2012 - Metal windowframe - 115 x 88 x 38 cm

Slominski Andreas - Riding a Saddle Roof

Andreas Slominski was born in Meppen, Germany, in 1959. He attended the Hochschule für Bildende Künste, Hamburg, from 1983 to 1986. Since 1984, when he was struck by the sculptural quality of a vole trap, he has been known for complex variations on the animal trap as sculpture, as well as a variety of conceptual projects that probe ideas about art and its reception. In 1991, he purportedly concealed a severed human hand in a wall of the Kabinett für Aktuelle Kunst in Bremerhaven, leaving only an empty white gallery. For a 1993 show at the Museum für Moderne Kunst, Frankfurt, the artist displayed a bicycle laden with bulging plastic bags against a gallery wall, as though a passerby had left it there. For his 1995 show at the Museum Haus Esters, Krefeld, he had a golfer hit a ball into the museum from a nearby building. At his extensive 1998 solo exhibition at the Kunsthalle Zürich, Slominski executed Self-portrait with Sombrero, in which he drilled two holes high on a gallery wall and photographed himself wearing an altered sombrero (to fit the cramped space) by sticking his hand through one hole and his face in front of the other. In a solo show at the Fondazione Prada, Milan, he presented Please Call Me (2003), in which a hidden cell phone could be called and discovered by viewers. In 2006, Slominski made a radical shift in his aesthetic and process when he introduced the conventions of paint and classical relief into his body of work. However, his playful spirit was revealed by the replacement of fine marble with cheap polystyrene and of traditional historical or religious themes with saccharine, kitschy motifs and color schemes derived from Christmas holiday cards and tropical “Miranda Oranges.”

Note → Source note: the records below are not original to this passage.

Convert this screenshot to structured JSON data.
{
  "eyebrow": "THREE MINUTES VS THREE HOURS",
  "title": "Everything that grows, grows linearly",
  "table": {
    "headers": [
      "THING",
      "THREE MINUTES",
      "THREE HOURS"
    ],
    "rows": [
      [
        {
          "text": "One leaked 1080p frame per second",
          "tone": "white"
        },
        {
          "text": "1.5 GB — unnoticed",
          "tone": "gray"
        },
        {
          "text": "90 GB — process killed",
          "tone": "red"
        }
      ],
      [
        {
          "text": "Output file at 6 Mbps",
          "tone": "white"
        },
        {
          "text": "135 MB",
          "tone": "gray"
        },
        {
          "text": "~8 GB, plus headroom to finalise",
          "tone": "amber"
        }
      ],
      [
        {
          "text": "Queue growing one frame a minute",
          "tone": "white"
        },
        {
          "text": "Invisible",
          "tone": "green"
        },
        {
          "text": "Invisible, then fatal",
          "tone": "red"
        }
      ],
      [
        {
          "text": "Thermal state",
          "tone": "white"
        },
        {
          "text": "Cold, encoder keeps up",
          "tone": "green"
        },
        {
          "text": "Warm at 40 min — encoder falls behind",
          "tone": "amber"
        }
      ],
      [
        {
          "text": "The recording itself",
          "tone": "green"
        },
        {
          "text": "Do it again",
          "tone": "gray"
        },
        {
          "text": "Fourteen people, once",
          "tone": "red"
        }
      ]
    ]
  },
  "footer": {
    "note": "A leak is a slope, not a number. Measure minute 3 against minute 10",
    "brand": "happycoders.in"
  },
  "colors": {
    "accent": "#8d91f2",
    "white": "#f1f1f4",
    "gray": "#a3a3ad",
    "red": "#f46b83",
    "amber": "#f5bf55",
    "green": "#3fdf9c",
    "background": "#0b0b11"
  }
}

Slominski has had solo exhibitions at the Hamburger Kunsthalle (1995 and 1997); Deutsche Guggenheim Berlin (1999); Serpentine Gallery (2005); Museum für Moderne Kunst, Frankfurt, (2006); and Museum Bojimans Van Beuningen, Rotterdam, (2007); among other venues. He has also shown widely in international group exhibitions, such as the Venice Biennale (1988 and 2003), Skulptur. Projekte Münster (1997), Manifesta 2 in Luxembourg (1998), Berlin Biennale (1998), and La Biennale de Montréal (2000). In 2004, he received the Kunstpreis Aachen. He lives and works in Hamburg.